We compiled a list of all mainland African insectivorous bat species using ACR (2018), Kingdon (2013), and Monadjem et al. (2020). We collected aspect ratio, wing loading, peak echolocation frequency, roost ecology, and functional group data for each of these species from these sources and other available literature (ACR., 2018; Aldridge & Rautenbach, 1987; Kingdon, 2013; Monadjem et al., 2020; Norberg & Rayner, 1987; Salsamendi et al., 2005). Available ecological trait data and presence in the phylogenetic super‐tree (Jones et al., 2005) reduced our data set from an initial 219 species to 54 species for statistical analyses. We then determined whether these species were present in urban (including suburban or peri‐urban) areas within their range (personal communication P. Webala, I. Tanshi and M.C. Schoeman; and Ancillotto et al., 2015; Andreani et al., 2019; Dekker et al., 2013; Fenton et al., 2002; Geldenhuys et al., 2013; Hoye & Spence, 2004; Jacobs & Barclay, 2009; Kurek et al., 2020; Lane et al., 2022; Legakis et al., 2000; O'Malley et al., 2020; Roswag et al., 2019; Schoeman, 2016; Schoeman & Waddington, 2011; Taylor et al., 1999; Wojtaszyn et al., 2013) and recorded this information as presence (1) or absence (0) in urban areas. We categorized roost specificity for each species as: utilizing 1 roost type = high, 2 roost types = medium, and ≥3 roost types = low. Each of the following was considered a different roost “type”: caves and mines, tree crevices (behind bark and tree holes), foliage, rock crevices, exposed outer walls of houses/buildings, roofs of houses/buildings, and road culverts. Roost specificity was classified regardless of the surrounding habitat type (e.g., open vs. narrow space) or landscape (e.g., highly urbanized vs. more rural areas) where the roost was found.

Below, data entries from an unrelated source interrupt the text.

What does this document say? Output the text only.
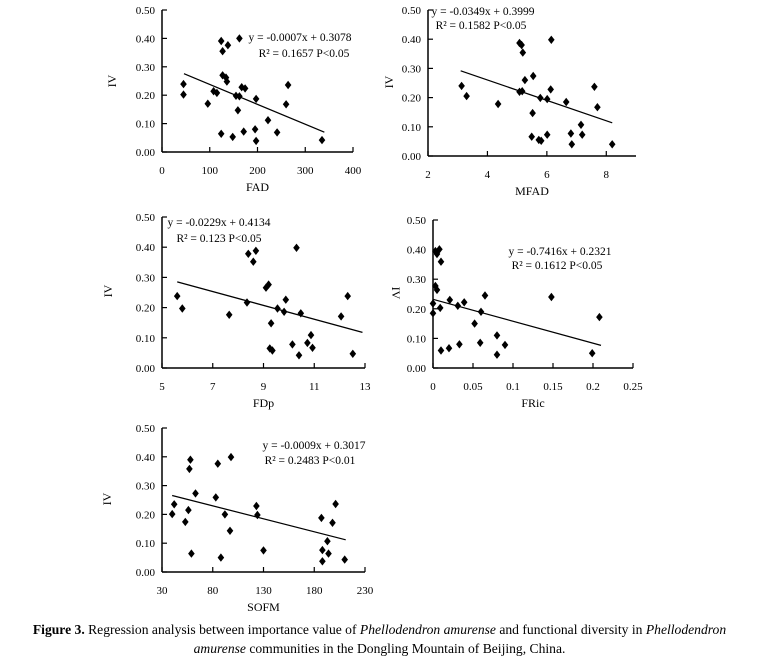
0	100	200	300	400
0.00
0.10
0.20
0.30
0.40
0.50
FAD
IV
y = -0.0007x + 0.3078
R² = 0.1657 P<0.05
2	4	6	8
0.00
0.10
0.20
0.30
0.40
0.50
MFAD
IV
y = -0.0349x + 0.3999
R² = 0.1582 P<0.05
5	7	9	11	13
0.00
0.10
0.20
0.30
0.40
0.50
FDp
IV
y = -0.0229x + 0.4134
R² = 0.123 P<0.05
0	0.05 0.1 0.15 0.2 0.25
0.00
0.10
0.20
0.30
0.40
0.50
FRic
IV
y = -0.7416x + 0.2321
R² = 0.1612 P<0.05
30	80	130	180	230
0.00
0.10
0.20
0.30
0.40
0.50
SOFM
IV
y = -0.0009x + 0.3017
R² = 0.2483 P<0.01

Figure 3. Regression analysis between importance value of Phellodendron amurense and functional diversity in Phellodendron amurense communities in the Dongling Mountain of Beijing, China.
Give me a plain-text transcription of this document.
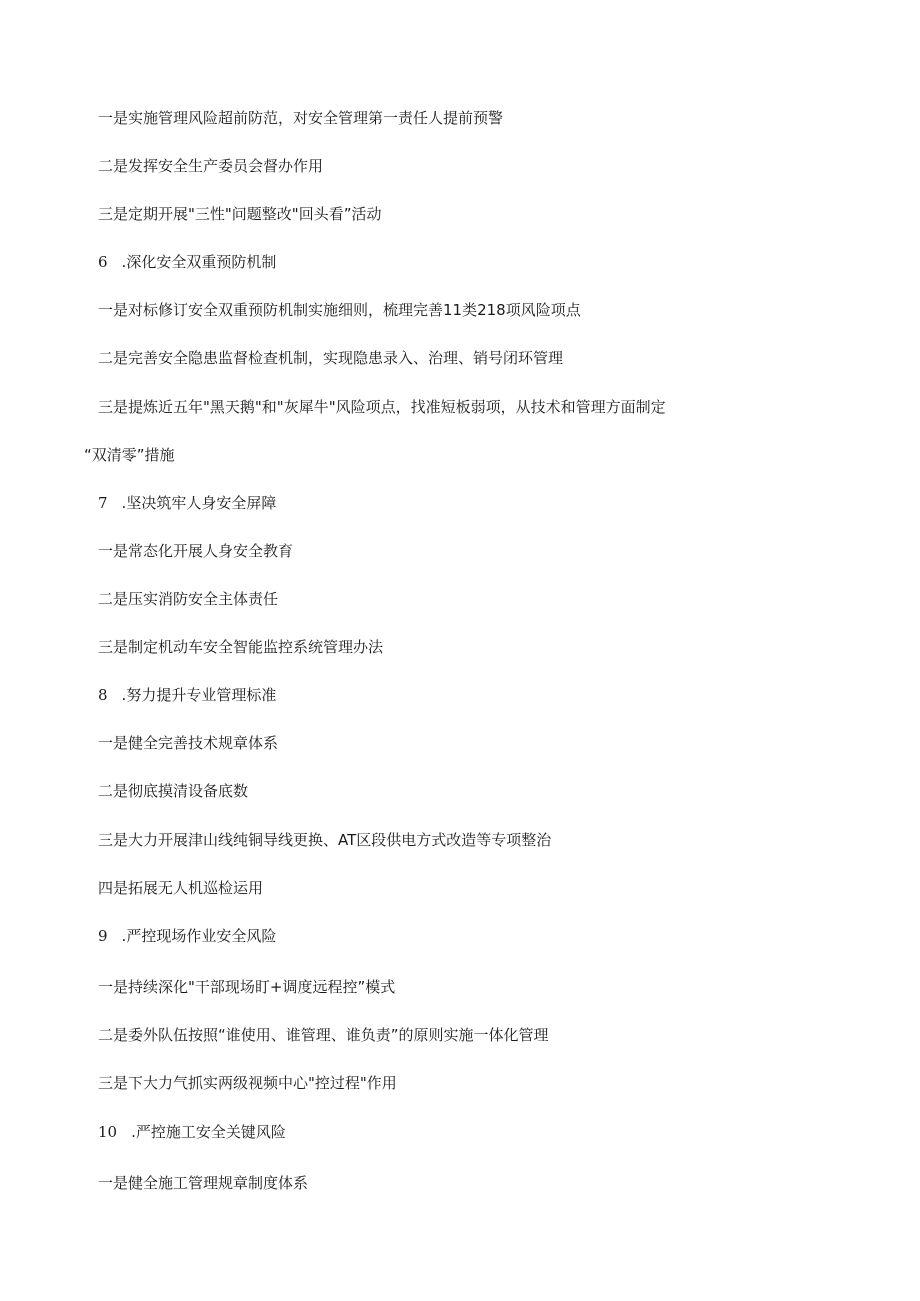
一是实施管理风险超前防范，对安全管理第一责任人提前预警
二是发挥安全生产委员会督办作用
三是定期开展"三性"问题整改"回头看”活动
6 .深化安全双重预防机制
一是对标修订安全双重预防机制实施细则，梳理完善11类218项风险项点
二是完善安全隐患监督检查机制，实现隐患录入、治理、销号闭环管理
三是提炼近五年"黑天鹅"和"灰犀牛"风险项点，找准短板弱项，从技术和管理方面制定
“双清零”措施
7 .坚决筑牢人身安全屏障
一是常态化开展人身安全教育
二是压实消防安全主体责任
三是制定机动车安全智能监控系统管理办法
8 .努力提升专业管理标准
一是健全完善技术规章体系
二是彻底摸清设备底数
三是大力开展津山线纯铜导线更换、AT区段供电方式改造等专项整治
四是拓展无人机巡检运用
9 .严控现场作业安全风险
一是持续深化"干部现场盯+调度远程控”模式
二是委外队伍按照“谁使用、谁管理、谁负责”的原则实施一体化管理
三是下大力气抓实两级视频中心"控过程"作用
10 .严控施工安全关键风险
一是健全施工管理规章制度体系
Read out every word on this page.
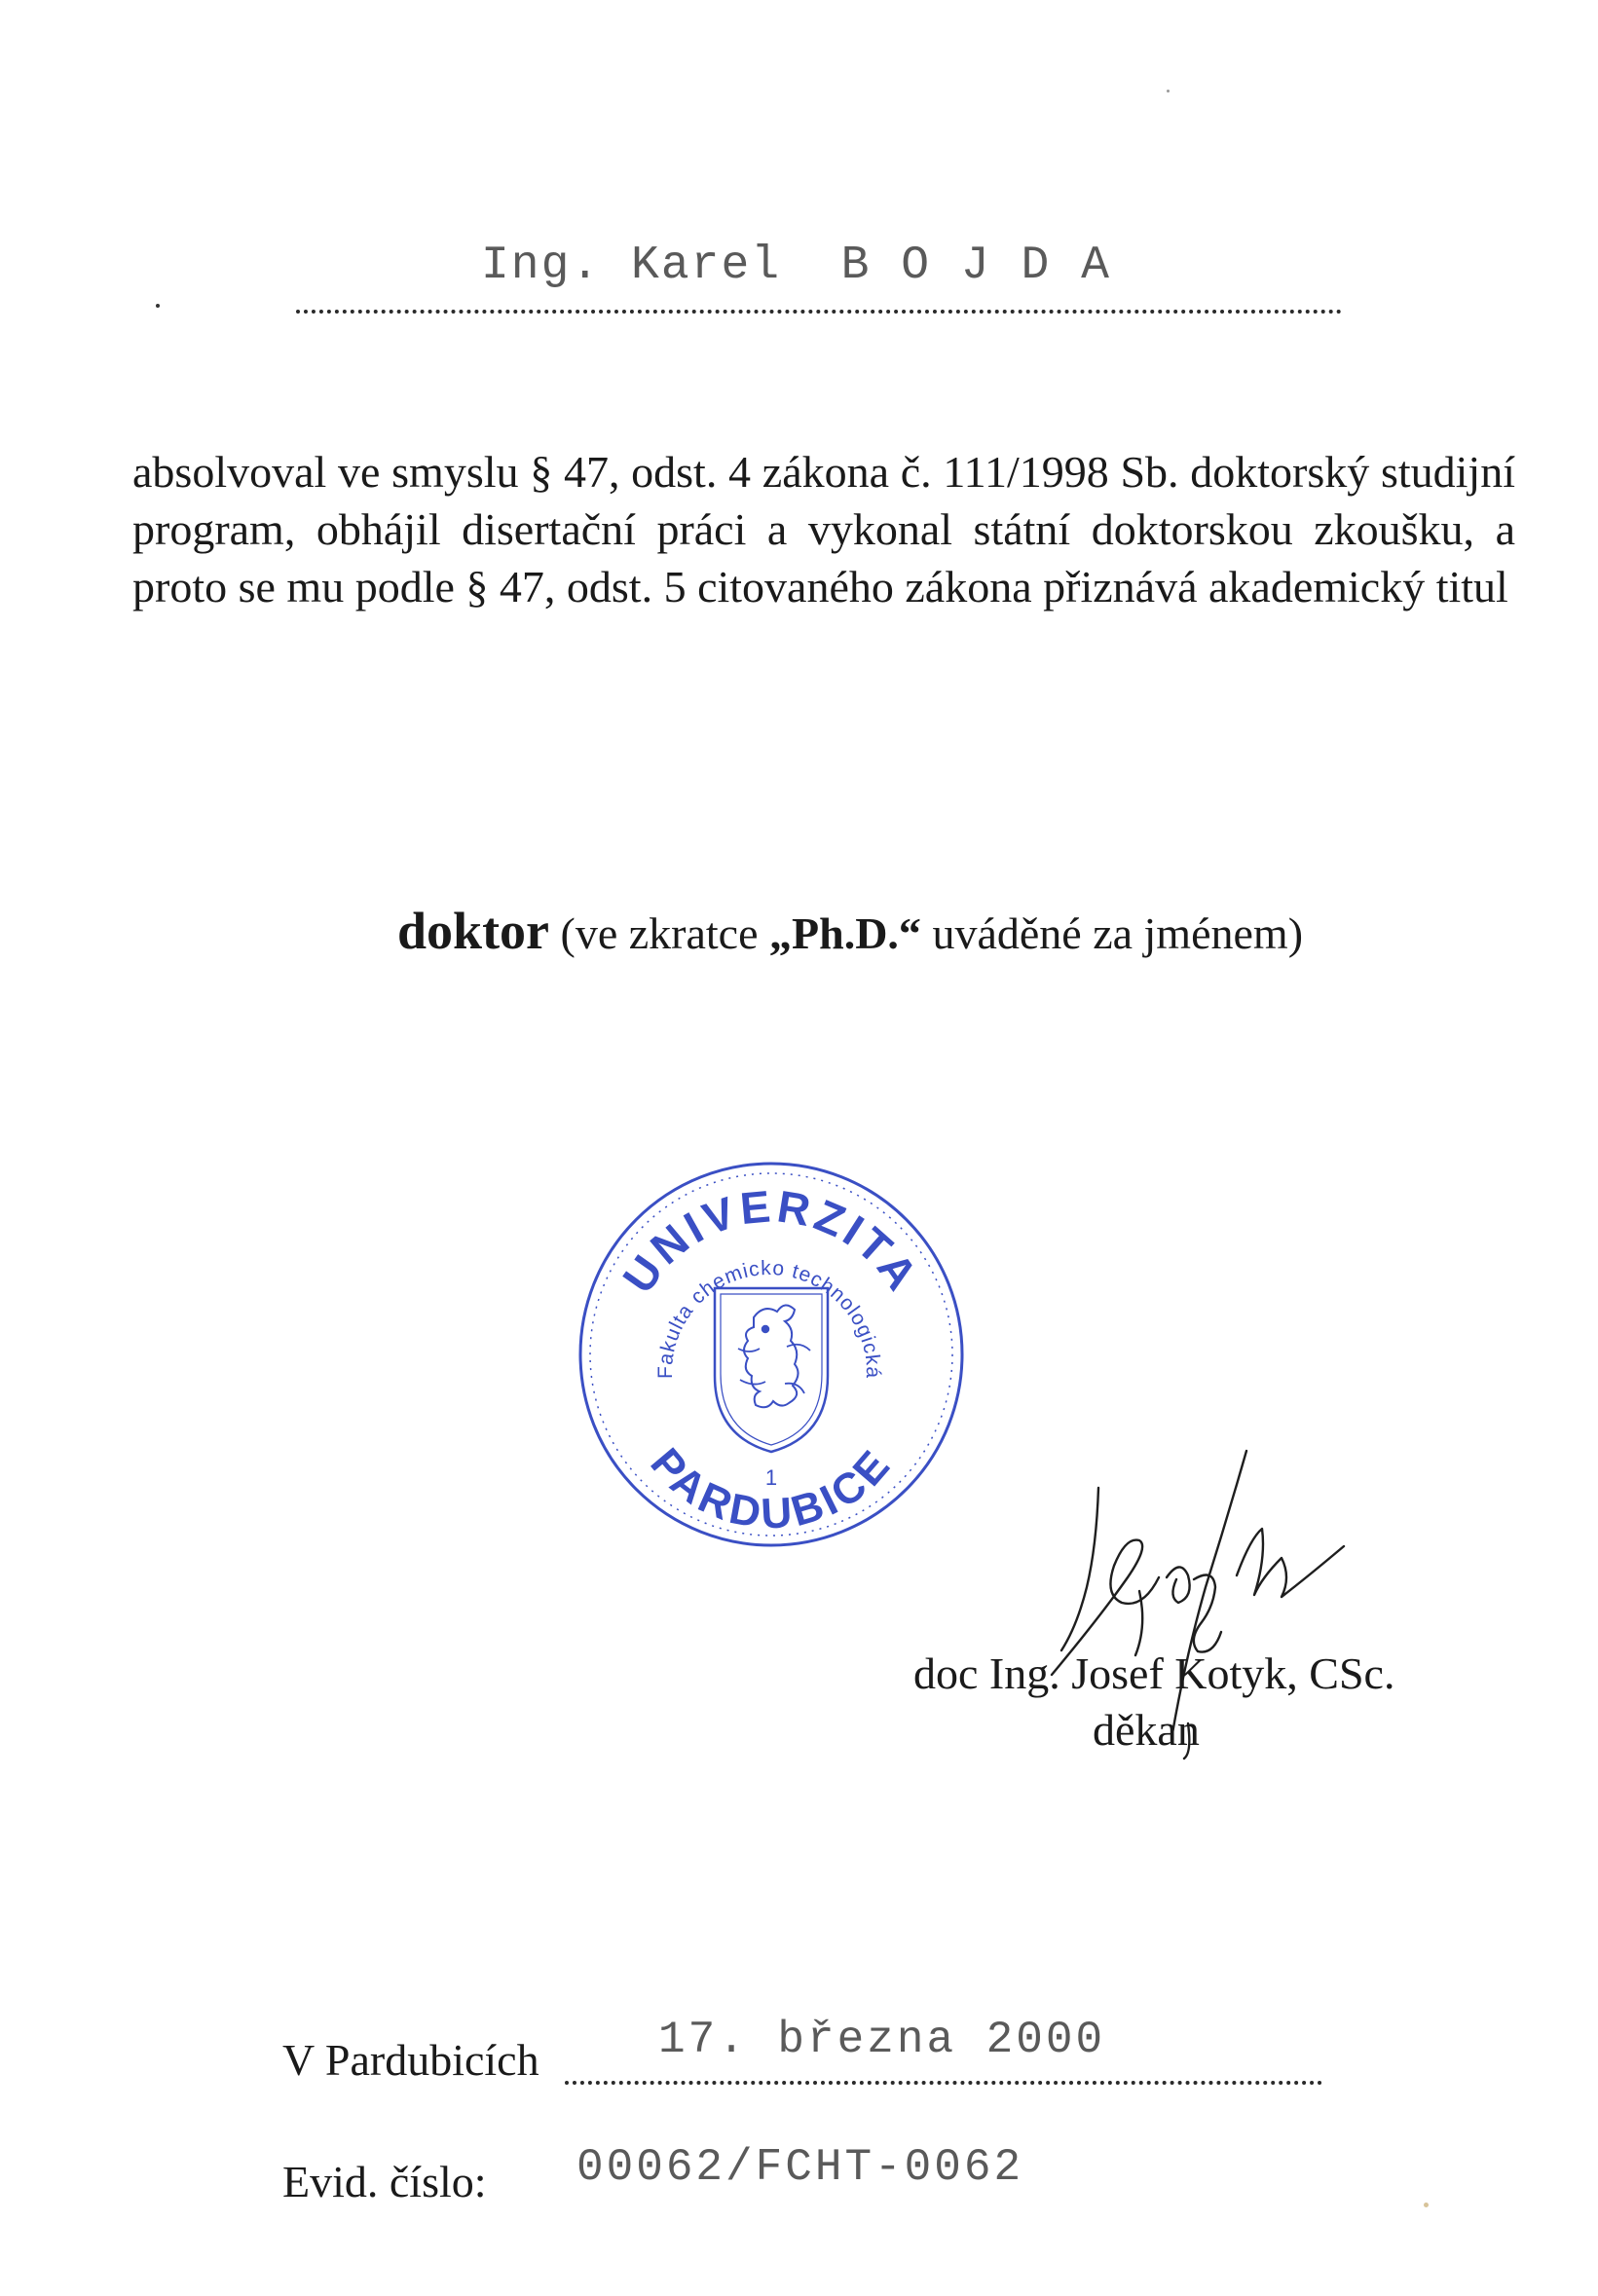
Ing. Karel  B O J D A

absolvoval ve smyslu § 47, odst. 4 zákona č. 111/1998 Sb. doktorský studijní program, obhájil disertační práci a vykonal státní doktorskou zkoušku, a proto se mu podle § 47, odst. 5 citovaného zákona přiznává akademický titul

doktor (ve zkratce „Ph.D.“ uváděné za jménem)
UNIVERZITA
PARDUBICE
Fakulta chemicko technologická
1
doc Ing. Josef Kotyk, CSc.
děkan
V Pardubicích	17. března 2000
Evid. číslo: 00062/FCHT-0062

We categorized bats into urban exploiters, adapters, or avoiders after Jung and Kalko (2011) and Schoeman (2016) based on wing morphology and roost habits. Urban exploiters are open‐air bats with high wing loading and aspect ratios and highly flexible roost habits that readily use anthropogenic resources; urban adapters are narrow‐edge space bats with intermediate wing loading and aspect ratios, and fairly flexible roosting habits; and urban avoiders are narrow‐space bats with restricted roosting requirements, such as obligate cave roosters (Jung & Kalko, 2011; Schoeman, 2016).